Ele geçirilen malzemeler
Gaziantep Valiliği’nden yapılan açıklamada, Şahinbey ilçesi 25 Aralık Mahallesi’nde DAEŞ mensupları tarafından kullanıldığı tespit edilen depo görünümlü bir iş yerinde yapılan aramada 15 kilo patlayıcı madde (TNT), 9,5 kilo anti tank mayını, 2 adet boş kullanıma hazır canlı bomba yeleği, 90 adet bomba patlayıcısının etkisini ve sonucunu artırmaya yarayan malzemede kullanılan metal çubuk, 46 adet başlatıcı kapsül, 6 adet canlı bomba başlatma butonu, 6 adet el bombası fünye tapa grubu, bomba yapımında kullanılan parçalar halinde kablo, yapıştırıcı, metal kesme makinesi, parça tesirli malzemeler, bombanın parça tesirini artırmak için kullanılan çok sayıda vida ve dübel gibi malzemeler ele geçirildiği bildirildi.

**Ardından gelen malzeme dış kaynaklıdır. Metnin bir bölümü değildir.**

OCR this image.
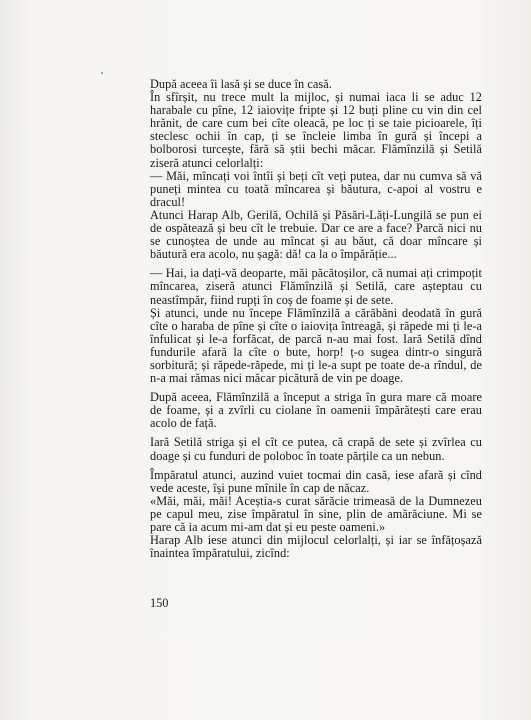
După aceea îi lasă și se duce în casă.

În sfîrșit, nu trece mult la mijloc, și numai iaca li se aduc 12 harabale cu pîne, 12 iaiovițe fripte și 12 buți pline cu vin din cel hrănit, de care cum bei cîte oleacă, pe loc ți se taie picioarele, îți steclesc ochii în cap, ți se încleie limba în gură și începi a bolborosi turcește, fără să știi bechi măcar. Flămînzilă și Setilă ziseră atunci celorlalți:

— Măi, mîncați voi întîi și beți cît veți putea, dar nu cumva să vă puneți mintea cu toată mîncarea și băutura, c-apoi al vostru e dracul!

Atunci Harap Alb, Gerilă, Ochilă și Păsări-Lăți-Lungilă se pun ei de ospătează și beu cît le trebuie. Dar ce are a face? Parcă nici nu se cunoștea de unde au mîncat și au băut, că doar mîncare și băutură era acolo, nu șagă: dă! ca la o împărăție...

— Hai, ia dați-vă deoparte, măi păcătoșilor, că numai ați crimpoțit mîncarea, ziseră atunci Flămînzilă și Setilă, care așteptau cu neastîmpăr, fiind rupți în coș de foame și de sete.

Și atunci, unde nu începe Flămînzilă a cărăbăni deodată în gură cîte o haraba de pîne și cîte o iaiovița întreagă, și răpede mi ți le-a înfulicat și le-a forfăcat, de parcă n-au mai fost. Iară Setilă dînd fundurile afară la cîte o bute, horp! ț-o sugea dintr-o singură sorbitură; și răpede-răpede, mi ți le-a supt pe toate de-a rîndul, de n-a mai rămas nici măcar picătură de vin pe doage.

După aceea, Flămînzilă a început a striga în gura mare că moare de foame, și a zvîrli cu ciolane în oamenii împărătești care erau acolo de față.

Iară Setilă striga și el cît ce putea, că crapă de sete și zvîrlea cu doage și cu funduri de poloboc în toate părțile ca un nebun.

Împăratul atunci, auzind vuiet tocmai din casă, iese afară și cînd vede aceste, își pune mînile în cap de năcaz.

«Măi, măi, măi! Aceștia-s curat sărăcie trimeasă de la Dumnezeu pe capul meu, zise împăratul în sine, plin de amărăciune. Mi se pare că ia acum mi-am dat și eu peste oameni.»

Harap Alb iese atunci din mijlocul celorlalți, și iar se înfățoșază înaintea împăratului, zicînd:

150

Özel harekatçıların şehit olduğu operasyon
Açıklamada, 16.10.2016 tarihinde eylem risklerinin tespitine yönelik yürütülen çalışmalar kapsamında şüpheli bir şahsın kuşku uyandıracak şekilde, elinde taşıdığı çantayla Şahinbey ilçesi Güneykent Mahallesi’nde bir bina içerisine girdiği, akabinde elinde şüpheli görülen çanta olmadan dışarıya çıktığının tespit edildiği bildirildi. Şahsın yakalanmasına yönelik başlatılan operasyon ile Suriye uyruklu A.M.N. isimli şahıs olduğu değerlendirilen kişi yakalandı. Şüpheli şahıs ile olay mahallinde anında yapılan mülakatta sorulan sorulara cevap vermemesi üzerine şahsın elindeki çantayı hangi daireye ya da binada nereye bıraktığını öğrenmek için çalışma başlatıldı. İstihbari bilgiler neticesinde, taşıdığı çantayı bulmaya yönelik binada operasyon yapmak üzere İl Emniyet Müdürlüğü birimleri, ambulans, itfaiye, doğalgaz gibi kurumlar ile koordineli bir çalışma gerçekleştirildi. Açıklamada, “Alınan emniyet tedbirleri kapsamında Özel Harekat Şube Müdürlüğü personeli tarafından çevre ve bina içi emniyeti alındıktan sonra usulüne uygun olarak, binada üst katlardan aşağıya doğru arama yapılmış, binanın zemin katında bulunan bir stüdyo dairede ismi sonradan tespit edilen DAEŞ terör örgütü mensubu Abu Yusuf (kod) M.Ş. isimli Suriye uyruklu şahıs, canlı bomba intihar saldırısı eylemini gerçekleştirerek, operasyon yapılan hücre evinde kendisini patlatmıştır. Meydana gelen patlama olayında (3) özel harekât polisimiz şehit olmuş, (9) polis ve (4) Suriyeli uyruklu şahıs yaralanmıştır” denildi.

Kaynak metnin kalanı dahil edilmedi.